There are different chemical modifications to chromatin — what’s interesting is that they are often derived directly from cellular metabolism. For example, we are investigating acetyl-CoA, which is produced through metabolism of various nutrients, and is needed for histone acetylation (a critical modification that changes chromatin architecture and helps activate gene expression). We found that chromatin modifications can be quite sensitive to changes in the metabolism of the cell and that this can be a way that cellular metabolism influences gene expression. We are working to further understand what this means.
This work has also led us into other related areas. We know that metabolic processes take place within the cell. Being able to study where exactly these processes happen within the cell is an important component to understanding many aspects of metabolism. Typically, a whole tissue sample or cell culture plate is used to measure metabolites — the intermediate or end product of metabolism. Metabolism occurs in a way that is very compartmentalized, however, so whole cell samples may not reflect the abundance of metabolite in the specific location you are interested in. With that in mind, we are applying new methods to study subcellular metabolite pools to uncover new insights into how metabolism talks to chromatin.
Finally, we have also become very interested in the impact of the body’s systemic metabolism on metabolism in cancer cells.

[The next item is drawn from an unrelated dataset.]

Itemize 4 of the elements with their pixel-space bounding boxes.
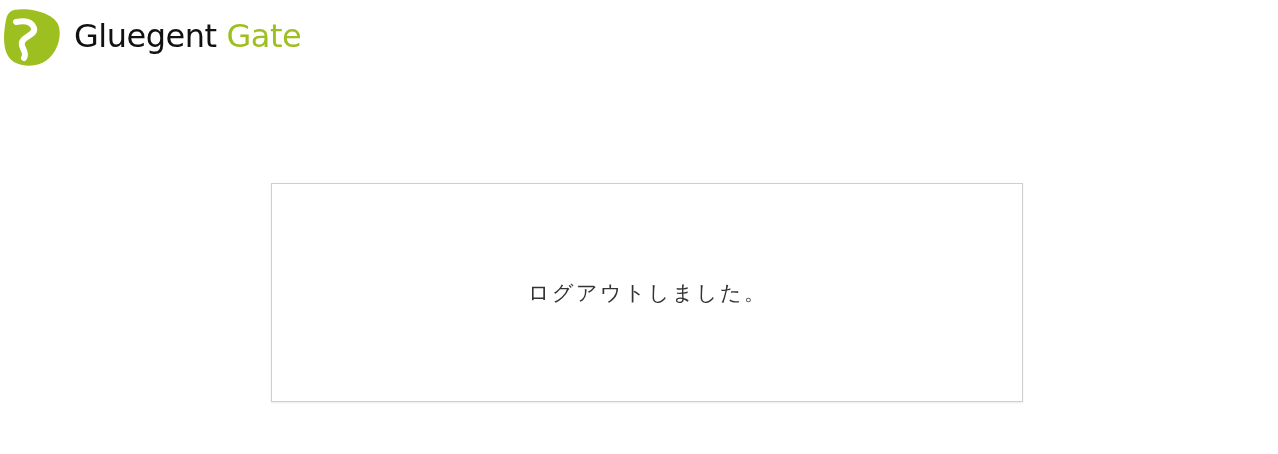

In other words, how factors such as diet or systemic nutrient utilization impact tumor growth.
What inspired you to do the research you’re doing?

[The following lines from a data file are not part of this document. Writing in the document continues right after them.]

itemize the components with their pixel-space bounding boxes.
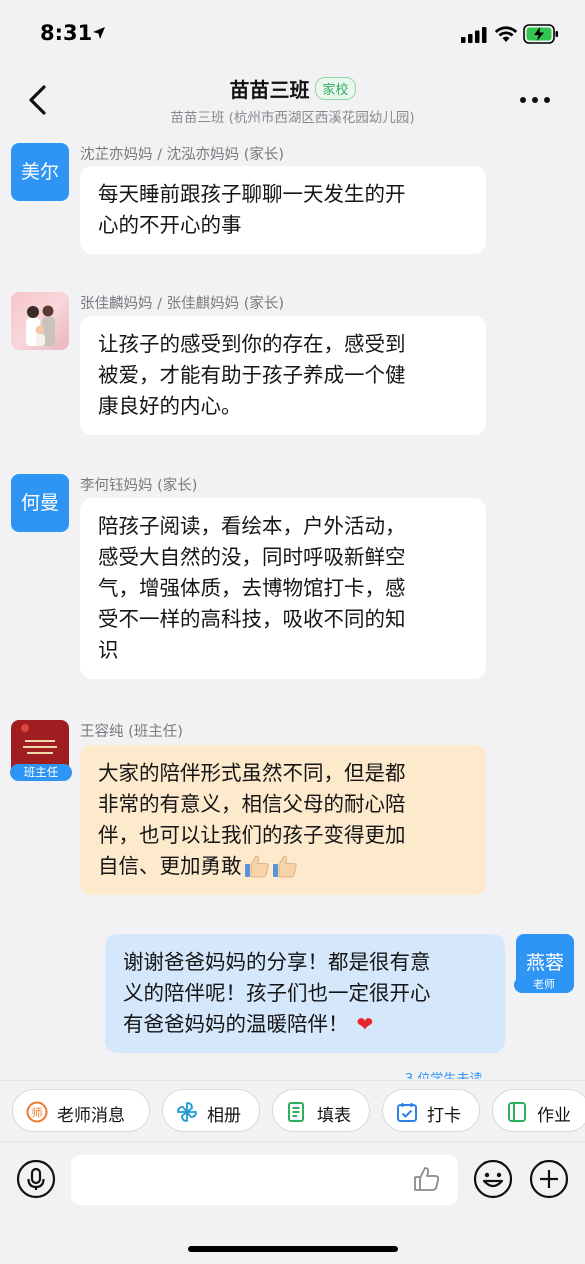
message-bubble[interactable]: 谢谢爸爸妈妈的分享！都是很有意 义的陪伴呢！孩子们也一定很开心 有爸爸妈妈的温暖… — [105, 934, 505, 1053]
signal-icon — [461, 27, 487, 43]
page-title: 苗苗三班 — [229, 78, 310, 102]
avatar[interactable]: 美尔 — [11, 143, 69, 201]
message-line: 气，增强体质，去博物馆打卡，感 — [98, 576, 406, 600]
read-status[interactable]: 3 位学生未读 — [405, 1069, 482, 1079]
message-line: 陪孩子阅读，看绘本，户外活动， — [98, 514, 406, 538]
role-badge: 老师 — [514, 977, 574, 993]
message-bubble[interactable]: 大家的陪伴形式虽然不同，但是都 非常的有意义，相信父母的耐心陪 伴，也可以让我们… — [80, 745, 486, 895]
emoji-icon[interactable] — [473, 1159, 513, 1199]
header-title-row: 苗苗三班 家校 — [0, 74, 585, 103]
chip-label: 填表 — [317, 1106, 351, 1126]
group-type-tag: 家校 — [315, 77, 356, 100]
message-line: 被爱，才能有助于孩子养成一个健 — [98, 363, 406, 387]
message-bubble[interactable]: 每天睡前跟孩子聊聊一天发生的开 心的不开心的事 — [80, 166, 486, 254]
message-input[interactable] — [71, 1155, 458, 1205]
message-line: 让孩子的感受到你的存在，感受到 — [98, 332, 406, 356]
message-line: 每天睡前跟孩子聊聊一天发生的开 — [98, 182, 406, 206]
thumbs-up-emoji-icon — [244, 855, 269, 878]
family-photo-icon — [26, 305, 55, 346]
message-line: 伴，也可以让我们的孩子变得更加 — [98, 823, 406, 847]
status-time: 8:31 — [40, 21, 93, 45]
form-icon — [288, 1102, 304, 1122]
chat-header: 苗苗三班 家校 苗苗三班 (杭州市西湖区西溪花园幼儿园) — [0, 64, 585, 134]
status-bar: 8:31 — [0, 0, 585, 64]
message-line-text: 自信、更加勇敢 — [98, 854, 242, 878]
chip-label: 相册 — [207, 1106, 241, 1126]
check-in-button[interactable]: 打卡 — [382, 1089, 480, 1132]
message-bubble[interactable]: 陪孩子阅读，看绘本，户外活动， 感受大自然的没，同时呼吸新鲜空 气，增强体质，去… — [80, 498, 486, 679]
location-arrow-icon — [93, 27, 105, 39]
avatar[interactable]: 何曼 — [11, 474, 69, 532]
homework-icon — [508, 1102, 526, 1122]
homework-button[interactable]: 作业 — [492, 1089, 585, 1132]
sender-name: 沈芷亦妈妈 / 沈泓亦妈妈 (家长) — [80, 147, 285, 163]
microphone-icon[interactable] — [16, 1159, 56, 1199]
chip-label: 老师消息 — [57, 1106, 125, 1126]
sender-name: 张佳麟妈妈 / 张佳麒妈妈 (家长) — [80, 296, 285, 312]
message-line: 谢谢爸爸妈妈的分享！都是很有意 — [123, 950, 431, 974]
input-bar — [0, 1142, 585, 1264]
message-line: 感受大自然的没，同时呼吸新鲜空 — [98, 545, 406, 569]
more-options-button[interactable] — [518, 94, 552, 106]
message-line: 受不一样的高科技，吸收不同的知 — [98, 607, 406, 631]
battery-charging-icon — [523, 24, 558, 44]
message-line: 自信、更加勇敢 — [98, 851, 468, 882]
sender-name: 李何钰妈妈 (家长) — [80, 478, 198, 494]
avatar[interactable] — [11, 292, 69, 350]
thumbs-up-emoji-icon — [272, 855, 297, 878]
message-line: 大家的陪伴形式虽然不同，但是都 — [98, 761, 406, 785]
message-bubble[interactable]: 让孩子的感受到你的存在，感受到 被爱，才能有助于孩子养成一个健 康良好的内心。 — [80, 316, 486, 435]
heart-emoji-icon: ❤ — [356, 1012, 374, 1036]
chip-label: 作业 — [537, 1106, 571, 1126]
page-subtitle: 苗苗三班 (杭州市西湖区西溪花园幼儿园) — [170, 110, 415, 126]
teacher-message-button[interactable]: 师 老师消息 — [12, 1089, 150, 1132]
teacher-icon: 师 — [26, 1101, 48, 1123]
quick-action-bar: 师 老师消息 相册 填表 打卡 作业 — [0, 1080, 585, 1142]
home-indicator — [188, 1246, 398, 1252]
album-button[interactable]: 相册 — [162, 1089, 260, 1132]
role-badge: 班主任 — [10, 764, 72, 781]
message-line: 有爸爸妈妈的温暖陪伴！ ❤ — [123, 1009, 487, 1040]
message-line-text: 有爸爸妈妈的温暖陪伴！ — [123, 1012, 349, 1036]
pinwheel-icon — [177, 1102, 197, 1122]
svg-text:师: 师 — [32, 1107, 43, 1120]
message-line: 康良好的内心。 — [98, 394, 242, 418]
message-line: 义的陪伴呢！孩子们也一定很开心 — [123, 981, 431, 1005]
message-line: 非常的有意义，相信父母的耐心陪 — [98, 792, 406, 816]
message-line: 识 — [98, 638, 119, 662]
add-icon[interactable] — [529, 1159, 569, 1199]
chip-label: 打卡 — [427, 1106, 461, 1126]
message-line: 心的不开心的事 — [98, 213, 242, 237]
sender-name: 王容纯 (班主任) — [80, 724, 183, 740]
fill-form-button[interactable]: 填表 — [272, 1089, 370, 1132]
thumbs-up-icon[interactable] — [412, 1164, 442, 1194]
wifi-icon — [494, 26, 518, 42]
checkin-icon — [397, 1103, 417, 1122]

For me, it’s a mix of being able to pursue questions that I find interesting and the desire to do work that holds the potential to impact human health. This is what I find appealing about studying diet-cancer links — the potential to uncover dietary strategies that might improve therapeutic outcomes. But I also really like trying to explain cellular and molecular mechanisms of nutrient handling, building models as we accumulate data, and revising them as we test our hypotheses. I enjoy the puzzle solving aspect of research, particularly discussing data and ideas with my lab members!
What are the biggest challenges you face as a scientist? Where do you see the greatest opportunities?

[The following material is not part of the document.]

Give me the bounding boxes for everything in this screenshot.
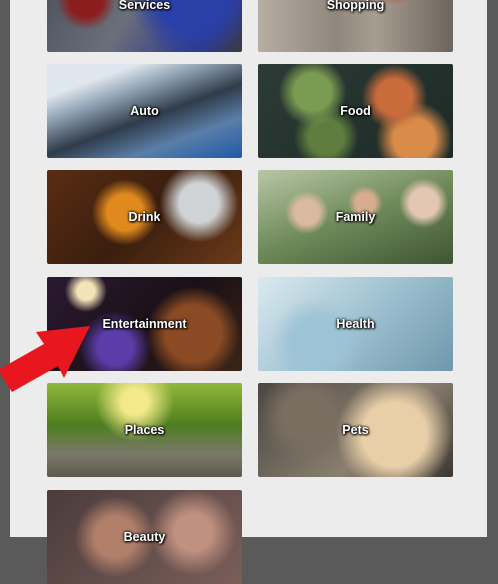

One of the biggest challenges is that there is never, ever enough time to do everything that you want to do. Balancing family life, research, mentoring, grant and paper writing, reviewing, and teaching and administrative responsibilities can be very difficult since we all only have 24 hours in the day. However, I do find most of my activities very rewarding.
I see my biggest opportunity for impact in mentoring. I hope that my lab does impactful research — and we certainly strive to — but for me, my biggest source of pride is seeing trainees develop scientifically, and come out of the lab excited about science and prepared for the next stage in their career. I also care a lot about promoting a positive, supportive, and inclusive academic culture, both within the lab and within the institution.
Scientifically, I’m really excited about the potential for understanding at the mechanistic level how organismal metabolism impacts cancer metabolism. The possibility of being able to combine dietary interventions with other therapeutics to maximize effectiveness or reduce toxicity is very appealing, and I think this is a real opportunity for impact in the cancer metabolism field.